Durante una conferencia, una mujer notó que su amiga —la presentadora del día— no se veía bien. Se acercó a ella, y esta respondió: «Voy a terminar esta presentación. Si no me siento mejor, iré al médico». La mujer no se olvidó de la promesa. Aunque tuvo que irse antes, le pidió a otra amiga que viera cómo seguía.
Por la mañana, alguien llamó a la puerta del hotel de la presentadora. La segunda amiga había ido para llevarla al hospital. No había otra salida, y felizmente le proporcionaron a tiempo tratamientos que le salvaron la vida. Sin duda, la perseverancia de sus amigas ayudó a que no muriera.

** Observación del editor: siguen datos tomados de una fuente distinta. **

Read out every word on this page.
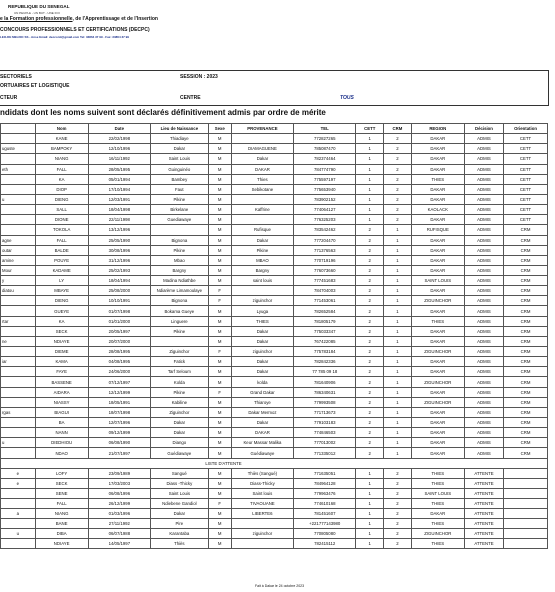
REPUBLIQUE DU SENEGAL
UN PEUPLE - UN BUT - UNE FOI
e la Formation professionnelle, de l'Apprentissage et de l'Insertion
CONCOURS PROFESSIONNELS ET CERTIFICATIONS (DECPC)
LEO-DE MELDIC SS - Anse Email: decconti@gmail.com Tel: 33864 37 99 - Fax: 33864 37 99
SECTORIELS
ORTUAIRES ET LOGISTIQUE
SESSION : 2023
CTEUR	CENTRE	TOUS
ndidats dont les noms suivent sont déclarés définitivement admis par ordre de mérite
	Nom	Date	Lieu de Naissance	Sexe	PROVENANCE	TEL	CETT	CRM	REGION	Décision	Orientation
	KANE	22/02/1998	Thiadiaye	M		772827265	1	2	DAKAR	ADMIS	CETT
uguste	BAMPOKY	12/10/1996	Dakar	M	DIAMAGUENE	785087470	1	2	DAKAR	ADMIS	CETT
	NIANG	16/11/1992	Saint Louis	M	Dakar	782374464	1	2	DAKAR	ADMIS	CETT
eth	FALL	28/05/1995	Guinguinéo	M	DAKAR	784774790	1	2	DAKAR	ADMIS	CETT
	KA	05/01/1994	Bambey	M	Thies	775597197	1	2	THIES	ADMIS	CETT
	DIOP	17/10/1994	Faut	M	Sebikotane	775653940	1	2	DAKAR	ADMIS	CETT
u	DIENG	12/03/1991	Pikine	M		783902152	1	2	DAKAR	ADMIS	CETT
	SALL	18/04/1998	Birkelane	M	Kaffrine	774064127	1	2	KAOLACK	ADMIS	CETT
	DIONE	22/11/1998	Guediawaye	M		776325203	1	2	DAKAR	ADMIS	CETT
	TOKOLA	13/12/1996		M	Rufisque	783542462	2	1	RUFISQUE	ADMIS	CRM
agne	FALL	25/05/1990	Bignona	M	Dakar	777204470	2	1	DAKAR	ADMIS	CRM
outar	BALDE	30/08/1996	Pikine	M	Pikine	771376563	2	1	DAKAR	ADMIS	CRM
amine	POUYE	31/12/1996	Mbao	M	MBAO	770719196	2	1	DAKAR	ADMIS	CRM
Mour	KADAME	25/02/1993	Bargny	M	Bargny	776073660	2	1	DAKAR	ADMIS	CRM
y	LY	18/04/1994	Madina Ndiathbe	M	saint louis	777451683	2	1	SAINT LOUIS	ADMIS	CRM
diatou	MBAYE	25/08/2000	Ndiarème Limamoulaye	F		784704003	2	1	DAKAR	ADMIS	CRM
	DIENG	10/10/1991	Bignona	F	ziguinchor	771453061	2	1	ZIGUINCHOR	ADMIS	CRM
	GUEYE	01/07/1998	Bokama Gueye	M	Lyuga	782652584	2	1	DAKAR	ADMIS	CRM
rtar	KA	01/01/2000	Linguere	M	THIES	781805179	2	1	THIES	ADMIS	CRM
	SECK	20/05/1997	Pikine	M	Dakar	775033347	2	1	DAKAR	ADMIS	CRM
ne	NDIAYE	20/07/2000		M	Dakar	767422085	2	1	DAKAR	ADMIS	CRM
	DIEME	28/08/1995	Ziguinchor	F	ziguinchor	775783184	2	1	ZIGUINCHOR	ADMIS	CRM
iar	KAMA	04/08/1995	Fatick	M	Dakar	782842336	2	1	DAKAR	ADMIS	CRM
	FAYE	24/06/2000	Tarf Seloum	M	Dakar	77 785 09 18	2	1	DAKAR	ADMIS	CRM
	BASSENE	07/12/1997	Kolda	M	kolda	781640906	2	1	ZIGUINCHOR	ADMIS	CRM
	AIDARA	12/12/1999	Pikine	F	Grand Dakar	786340631	2	1	DAKAR	ADMIS	CRM
	NIASSY	18/05/1991	Kabiline	M	Thiaroye	779993508	2	1	ZIGUINCHOR	ADMIS	CRM
rgas	BIAGUI	18/07/1998	Ziguinchor	M	Dakar Mermoz	771713673	2	1	DAKAR	ADMIS	CRM
	BA	12/07/1996	Dakar	M	Dakar	779103183	2	1	DAKAR	ADMIS	CRM
	NANN	09/12/1999	Dakar	M	DAKAR	774846503	2	1	DAKAR	ADMIS	CRM
u	DIEDHIOU	06/08/1990	Diango	M	Keur Massar Malika	777013002	2	1	DAKAR	ADMIS	CRM
	NDAO	21/07/1997	Guédiawaye	M	Guédiawaye	771335012	2	1	DAKAR	ADMIS	CRM
LISTE D'ATTENTE											
e	LOFY	23/09/1989	Sangué	M	Thiès (Sangué)	771635051	1	2	THIES	ATTENTE	
e	SECK	17/03/2003	Diass -Thicky	M	Diass-Thicky	784964128	1	2	THIES	ATTENTE	
	SENE	06/08/1996	Saint Louis	M	Saint louis	779963476	1	2	SAINT LOUIS	ATTENTE	
	FALL	26/12/1999	Ndiebene Gandiol	F	TIVAOUANE	774610168	1	2	THIES	ATTENTE	
a	NIANG	01/03/1996	Dakar	M	LIBERTE6	781451607	1	2	DAKAR	ATTENTE	
	BANE	27/11/1992	Pire	M		+221777143980	1	2	THIES	ATTENTE	
u	DIBA	06/07/1988	Karantaba	M	ziguinchor	770805080	1	2	ZIGUINCHOR	ATTENTE	
	NDIAYE	14/05/1997	Thiès	M		782415112	1	2	THIES	ATTENTE	
Fait à Dakar le 24 octobre 2023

Los amigos perseverantes son una bendición, como lo fueron los hombres en Marcos 2. Al parecer, habían oído sobre el poder sanador de Jesús y que Él había llegado a su pueblo (v. 1). La multitud lo rodeaba, y «ya no cabían» en la casa como para llevar a su amigo paralítico hasta Él (v. 2). Sin embargo, no permitieron que eso impidiera que su amigo recibiera la ayuda que necesitaba: «haciendo una abertura, bajaron el lecho en que yacía el paralítico» (v. 4), para que Cristo lo sanara (vv. 11-12).
Llevemos las necesidades de los demás a Jesús mediante la oración perseverante. Y mientras Él provee lo que necesitamos, esforcémonos por amarlos y ayudarlos.
¿Cómo te ha ayudado la fe y la perseverancia de tus amigos? ¿Qué puedes hacer para ayudar a alguien hoy?
Dios, hazme un amigo fiel y perseverante.